The man who proved this math works refused to let one extra person trade it.
He told people why. More money chasing the same patterns kills the patterns. The crowd's weight crushes the thing the crowd is chasing. Picture a fishing hole. Works great when one guy knows about it. Tell the whole town and the fish are gone by Tuesday. This is why Renaissance sues employees who leave and try to trade on what they learned inside.
Think about the fees. Renaissance charges 5% off the top and takes 44% of the gains. Most hedge funds charge 2 and 20. Renaissance charges more than double. And still turns your money away. If the strategy could handle more cash, they would take more cash. The fee structure is a confession scratched into stone. The edge is small. The edge is fragile. The edge dies in sunlight.

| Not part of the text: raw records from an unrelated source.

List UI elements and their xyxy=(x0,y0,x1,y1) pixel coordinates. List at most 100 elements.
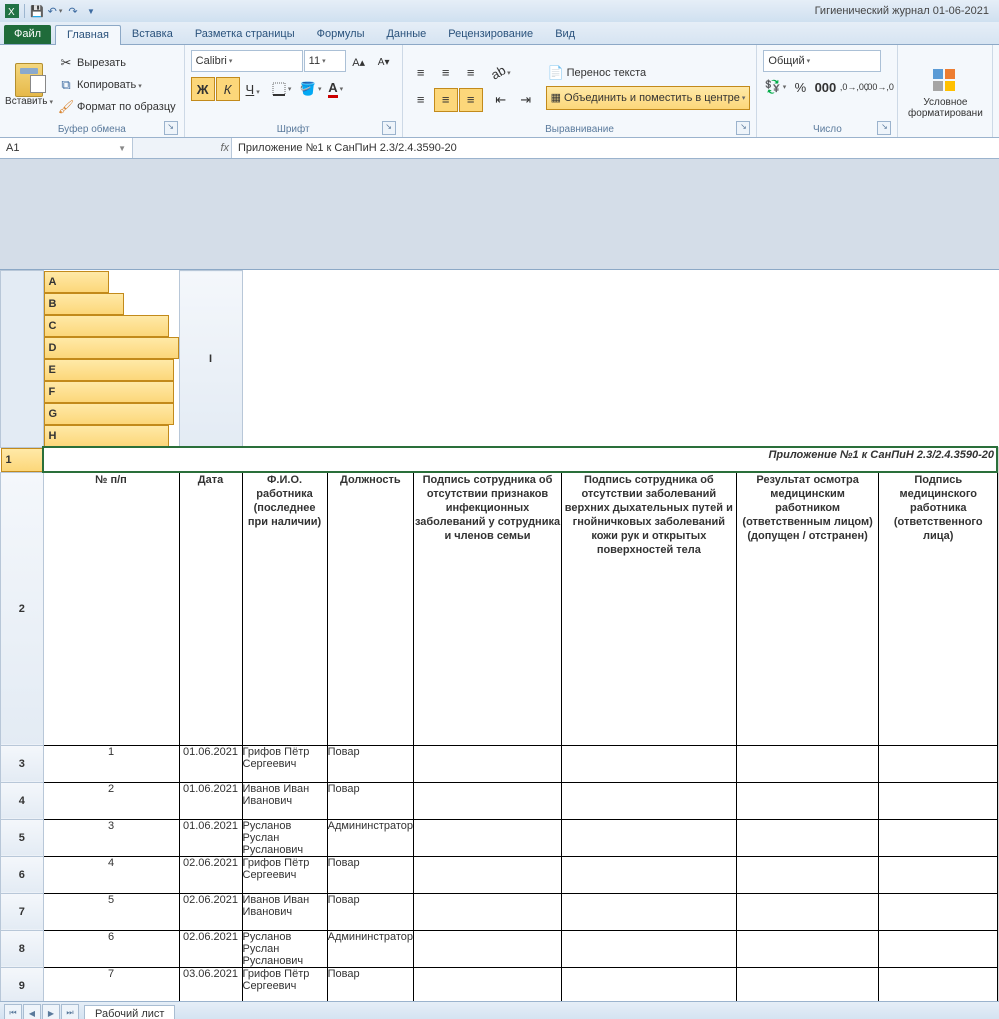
cell-empty-4-3[interactable] xyxy=(879,782,997,819)
cell-date-6[interactable]: 02.06.2021 xyxy=(179,856,242,893)
cell-fio-9[interactable]: Грифов Пётр Сергеевич xyxy=(242,967,327,1001)
align-right-button[interactable]: ≡ xyxy=(459,88,483,112)
select-all-corner[interactable] xyxy=(1,271,44,448)
number-format-combo[interactable]: Общий xyxy=(763,50,881,72)
paste-button[interactable]: Вставить xyxy=(6,48,52,122)
tab-2[interactable]: Разметка страницы xyxy=(184,25,306,44)
cell-n-9[interactable]: 7 xyxy=(43,967,179,1001)
cell-n-5[interactable]: 3 xyxy=(43,819,179,856)
cell-empty-7-0[interactable] xyxy=(414,893,562,930)
tab-nav-last-icon[interactable]: ⏭ xyxy=(61,1004,79,1019)
align-left-button[interactable]: ≡ xyxy=(409,88,433,112)
cell-empty-7-2[interactable] xyxy=(736,893,879,930)
tab-file[interactable]: Файл xyxy=(4,25,51,44)
cell-fio-5[interactable]: Русланов Руслан Русланович xyxy=(242,819,327,856)
align-center-button[interactable]: ≡ xyxy=(434,88,458,112)
qat-customize-icon[interactable]: ▼ xyxy=(83,3,99,19)
copy-button[interactable]: ⧉Копировать xyxy=(56,75,178,95)
save-icon[interactable]: 💾 xyxy=(29,3,45,19)
cell-empty-6-3[interactable] xyxy=(879,856,997,893)
tab-1[interactable]: Вставка xyxy=(121,25,184,44)
row-header-1[interactable]: 1 xyxy=(1,448,43,472)
header-cell-0[interactable]: № п/п xyxy=(43,472,179,745)
cell-n-7[interactable]: 5 xyxy=(43,893,179,930)
font-name-combo[interactable]: Calibri xyxy=(191,50,303,72)
clipboard-launcher-icon[interactable]: ↘ xyxy=(164,121,178,135)
wrap-text-button[interactable]: 📄Перенос текста xyxy=(546,63,751,83)
align-launcher-icon[interactable]: ↘ xyxy=(736,121,750,135)
header-cell-4[interactable]: Подпись сотрудника об отсутствии признак… xyxy=(414,472,562,745)
name-box[interactable]: A1▼ xyxy=(0,138,133,158)
fill-color-button[interactable]: 🪣 xyxy=(299,77,323,101)
col-header-I[interactable]: I xyxy=(179,271,242,448)
tab-5[interactable]: Рецензирование xyxy=(437,25,544,44)
col-header-H[interactable]: H xyxy=(44,425,169,447)
undo-icon[interactable]: ↶ xyxy=(47,3,63,19)
cell-pos-8[interactable]: Админинстратор xyxy=(327,930,413,967)
cell-empty-4-2[interactable] xyxy=(736,782,879,819)
header-cell-7[interactable]: Подпись медицинского работника (ответств… xyxy=(879,472,997,745)
font-launcher-icon[interactable]: ↘ xyxy=(382,121,396,135)
cell-empty-5-1[interactable] xyxy=(561,819,736,856)
cell-empty-9-2[interactable] xyxy=(736,967,879,1001)
sheet-tab[interactable]: Рабочий лист xyxy=(84,1005,175,1019)
cell-n-6[interactable]: 4 xyxy=(43,856,179,893)
align-bottom-button[interactable]: ≡ xyxy=(459,61,483,85)
align-middle-button[interactable]: ≡ xyxy=(434,61,458,85)
fx-icon[interactable]: fx xyxy=(220,142,229,154)
cell-fio-8[interactable]: Русланов Руслан Русланович xyxy=(242,930,327,967)
cell-empty-3-1[interactable] xyxy=(561,745,736,782)
accounting-format-button[interactable]: 💱 xyxy=(763,75,787,99)
cell-empty-5-2[interactable] xyxy=(736,819,879,856)
cell-empty-7-1[interactable] xyxy=(561,893,736,930)
cell-date-3[interactable]: 01.06.2021 xyxy=(179,745,242,782)
tab-3[interactable]: Формулы xyxy=(306,25,376,44)
cell-empty-4-1[interactable] xyxy=(561,782,736,819)
worksheet-grid[interactable]: ABCDEFGHI1Приложение №1 к СанПиН 2.3/2.4… xyxy=(0,270,999,1001)
col-header-D[interactable]: D xyxy=(44,337,179,359)
underline-button[interactable]: Ч xyxy=(241,77,265,101)
cell-empty-8-2[interactable] xyxy=(736,930,879,967)
row-header-8[interactable]: 8 xyxy=(1,930,44,967)
cell-empty-3-3[interactable] xyxy=(879,745,997,782)
row-header-3[interactable]: 3 xyxy=(1,745,44,782)
cell-empty-6-1[interactable] xyxy=(561,856,736,893)
percent-button[interactable]: % xyxy=(788,75,812,99)
align-top-button[interactable]: ≡ xyxy=(409,61,433,85)
cell-empty-5-3[interactable] xyxy=(879,819,997,856)
cell-date-9[interactable]: 03.06.2021 xyxy=(179,967,242,1001)
row-header-7[interactable]: 7 xyxy=(1,893,44,930)
cell-empty-8-0[interactable] xyxy=(414,930,562,967)
cell-empty-7-3[interactable] xyxy=(879,893,997,930)
cell-fio-4[interactable]: Иванов Иван Иванович xyxy=(242,782,327,819)
cell-empty-6-2[interactable] xyxy=(736,856,879,893)
cell-empty-8-1[interactable] xyxy=(561,930,736,967)
grow-font-button[interactable]: A▴ xyxy=(347,50,371,74)
tab-nav-prev-icon[interactable]: ◀ xyxy=(23,1004,41,1019)
row-header-9[interactable]: 9 xyxy=(1,967,44,1001)
cell-fio-7[interactable]: Иванов Иван Иванович xyxy=(242,893,327,930)
tab-nav-next-icon[interactable]: ▶ xyxy=(42,1004,60,1019)
redo-icon[interactable]: ↷ xyxy=(65,3,81,19)
cell-n-3[interactable]: 1 xyxy=(43,745,179,782)
formula-input[interactable]: Приложение №1 к СанПиН 2.3/2.4.3590-20 xyxy=(232,138,999,158)
cell-empty-3-0[interactable] xyxy=(414,745,562,782)
cell-title[interactable]: Приложение №1 к СанПиН 2.3/2.4.3590-20 xyxy=(43,447,997,472)
decrease-indent-button[interactable]: ⇤ xyxy=(489,88,513,112)
bold-button[interactable]: Ж xyxy=(191,77,215,101)
cell-empty-5-0[interactable] xyxy=(414,819,562,856)
tab-4[interactable]: Данные xyxy=(375,25,437,44)
font-color-button[interactable]: A xyxy=(324,77,348,101)
row-header-5[interactable]: 5 xyxy=(1,819,44,856)
header-cell-3[interactable]: Должность xyxy=(327,472,413,745)
conditional-formatting-button[interactable]: Условное форматировани xyxy=(904,48,986,133)
italic-button[interactable]: К xyxy=(216,77,240,101)
cell-date-5[interactable]: 01.06.2021 xyxy=(179,819,242,856)
orientation-button[interactable]: ab xyxy=(489,61,513,85)
tab-0[interactable]: Главная xyxy=(55,25,121,45)
cut-button[interactable]: ✂Вырезать xyxy=(56,53,178,73)
cell-empty-9-1[interactable] xyxy=(561,967,736,1001)
cell-fio-3[interactable]: Грифов Пётр Сергеевич xyxy=(242,745,327,782)
cell-date-4[interactable]: 01.06.2021 xyxy=(179,782,242,819)
col-header-A[interactable]: A xyxy=(44,271,109,293)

So what is the guy on YouTube showing you?
A corpse.
He tuned a model against old price data until it fit like a glove. Every wiggle. Every spike. The backtest looks stunning because the model memorized the past. Like studying last year's answers and expecting to pass this year's test. In the trade they call it overfitting. And the costs nobody shows you make it worse. Every time you buy or sell, you pay the spread. You pay the price moving against you before your order fills. You pay fees your broker buries in the fine print. The guys running billion-dollar funds model those costs down to the penny. YouTube backtests skip them. That trick alone can flip a winning strategy into a loser.
The returns look real in the rearview mirror. They vanish through the windshield.
I don't think most of these creators are running a con. Some are. But most found a shiny tool, ran it on old data, watched the chart climb, and hit record. The damage is the same either way.
Here's what I keep. A filter. One question I burned into the wall above my desk.
If this strategy works, why is he teaching it instead of trading it?
Jim Simons answered that question with $55 billion locked behind a door he welded shut. He spent decades proving the math was golden. Then he melted the key.
The guy giving it away for free is not more generous than Simons.
He just doesn't have what Simons had.